Le roman policier se base sur une trame de faits et une recherche de preuves pour élucider le mystère qui se pose. Le genre policier se compose de plusieurs éléments qui ne varient pas, ou très peu : un crime, un criminel, un mobile, une victime, un mode opératoire, une enquête. Ces éléments réunis, le lecteur sait qu’il se trouve face à une enquête policière.

Ici, l’enquêteur n’est autre que le héros principal de l’histoire, le jeune Martin, âgé d’à peine douze ans. C’est lui qui, grâce à sa curiosité et un heureux coup du sort, va réussir à démasquer le coupable des crimes. Le crime se résume en une série de trois meurtres, perpétrés sur trois adolescents, étudiants en médecine, avec un mode opératoire bien spécifique : un coup de dague en plein cœur, rapide, presque indolore. Le criminel, frère Éon, est un vieillard aux croyances différentes de ses confrères. Il considère le corps comme une création de Dieu à laquelle il est formellement interdit de toucher : attaquer ce corps revient à commettre un péché tel qu’il souille l’âme et envoie celle-ci directement en enfer. Sont donc bien présents tous les éléments pour créer un climat de roman policier avec enquête et découverte à la clef.

L’enquête suit elle-même quelques règles : l’enquêteur va se retrouver d’une quelconque manière impliqué dans l’histoire (demande, rencontre…), se trouver intrigué et se laisser emporter par la volonté de justice envers la ou les victime(s), aiguillé par des indices, des déductions, et quelques coups du sort également. Martin, notre héros, se retrouvera par exemple impliqué par hasard dans l’ensemble, alors qu’il s’aperçoit que la mort de Guillaume n’est pas naturelle, puisqu’un couteau lui a été planté dans le cœur. Les morts suivantes vont le pousser à échafauder des hypothèses, à lier des éléments entre eux, et à s’inquiéter pour sa propre survie.
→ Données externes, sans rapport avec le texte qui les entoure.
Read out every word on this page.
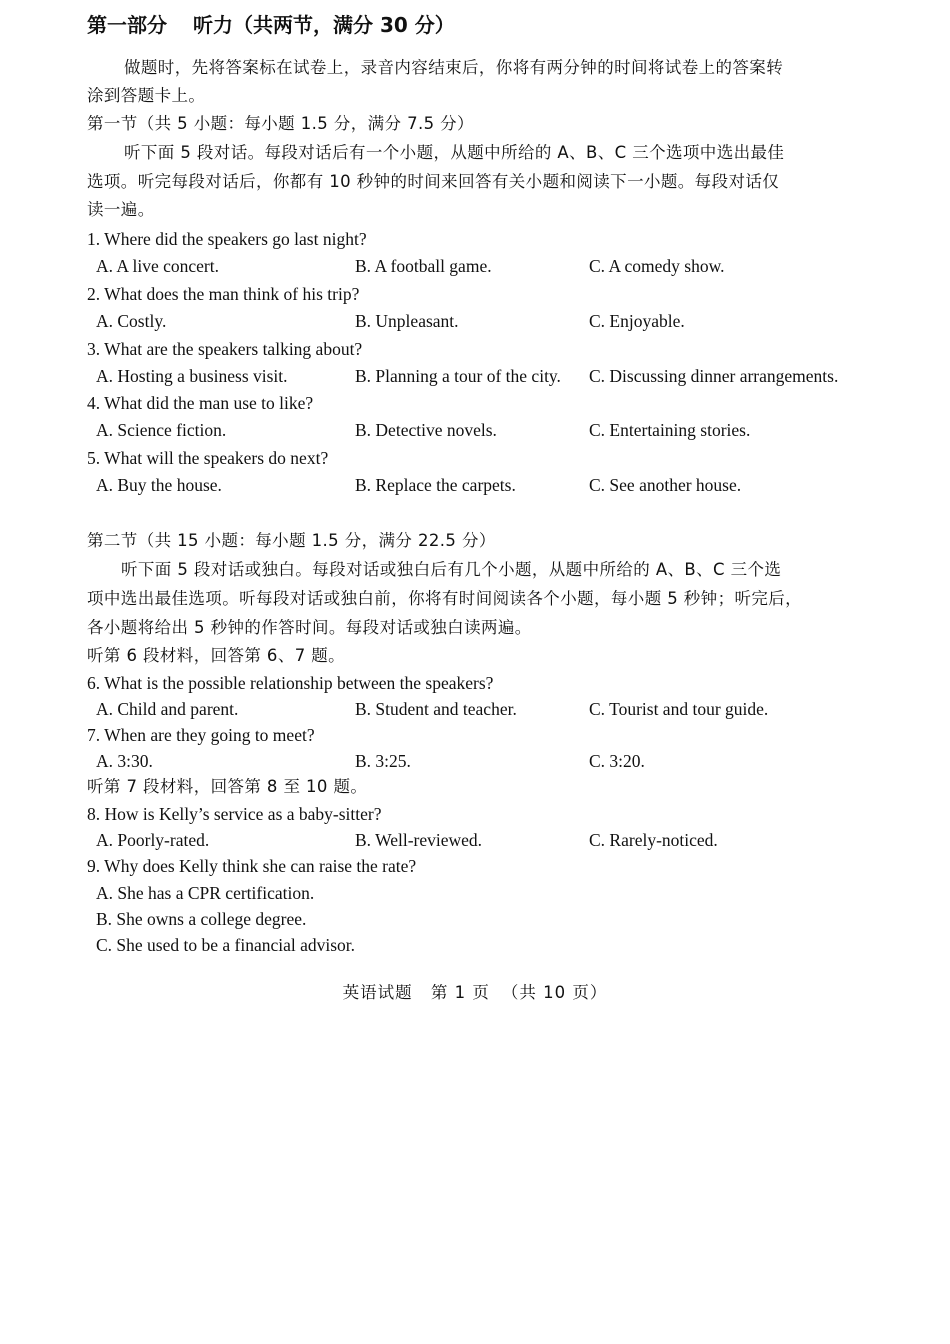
第一部分 听力（共两节，满分 30 分）
做题时，先将答案标在试卷上，录音内容结束后，你将有两分钟的时间将试卷上的答案转
涂到答题卡上。
第一节（共 5 小题：每小题 1.5 分，满分 7.5 分）
听下面 5 段对话。每段对话后有一个小题，从题中所给的 A、B、C 三个选项中选出最佳
选项。听完每段对话后，你都有 10 秒钟的时间来回答有关小题和阅读下一小题。每段对话仅
读一遍。
1. Where did the speakers go last night?
A. A live concert.	B. A football game.	C. A comedy show.
2. What does the man think of his trip?
A. Costly.	B. Unpleasant.	C. Enjoyable.
3. What are the speakers talking about?
A. Hosting a business visit.	B. Planning a tour of the city. C. Discussing dinner arrangements.
4. What did the man use to like?
A. Science fiction.	B. Detective novels.	C. Entertaining stories.
5. What will the speakers do next?
A. Buy the house.	B. Replace the carpets.	C. See another house.
第二节（共 15 小题：每小题 1.5 分，满分 22.5 分）
听下面 5 段对话或独白。每段对话或独白后有几个小题，从题中所给的 A、B、C 三个选
项中选出最佳选项。听每段对话或独白前，你将有时间阅读各个小题，每小题 5 秒钟；听完后，
各小题将给出 5 秒钟的作答时间。每段对话或独白读两遍。
听第 6 段材料，回答第 6、7 题。
6. What is the possible relationship between the speakers?
A. Child and parent.	B. Student and teacher.	C. Tourist and tour guide.
7. When are they going to meet?
A. 3:30.	B. 3:25.	C. 3:20.
听第 7 段材料，回答第 8 至 10 题。
8. How is Kelly’s service as a baby-sitter?
A. Poorly-rated.	B. Well-reviewed.	C. Rarely-noticed.
9. Why does Kelly think she can raise the rate?
A. She has a CPR certification.
B. She owns a college degree.
C. She used to be a financial advisor.
英语试题 第 1 页 （共 10 页）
Un fois impliqué, l’enquêteur avance des déductions, se trompant parfois de pistes, mais se rapprochant de plus en plus près de la vérité et mettant en danger sa propre vie. Martin pressentira ce danger immédiat et commencera à s’inquiéter et se méfier de tous, notamment des professeurs de son école. Enfin, un élément déclencheur remet tous les indices en place, achevant de résoudre le puzzle du crime : le coupable est trouvé, le mobile aussi, et la vérité établie. Notre héros parviendra donc à connaître le mobile et le tueur, et la mort des trois étudiants sera vengée avec la mort de frère Éon, assurant ainsi qu’un tel drame ne se reproduise plus.

Le roman ménage donc un suspense, malgré une trame très classique, en ne révélant la vérité que dans les toutes dernières pages de l’intrigue, et en laissant le lecteur dans le flou quant aux différentes répercutions qu’auront la mort de frère Éon, la révélation des crimes commis à Martin et son rôle dans cette histoire.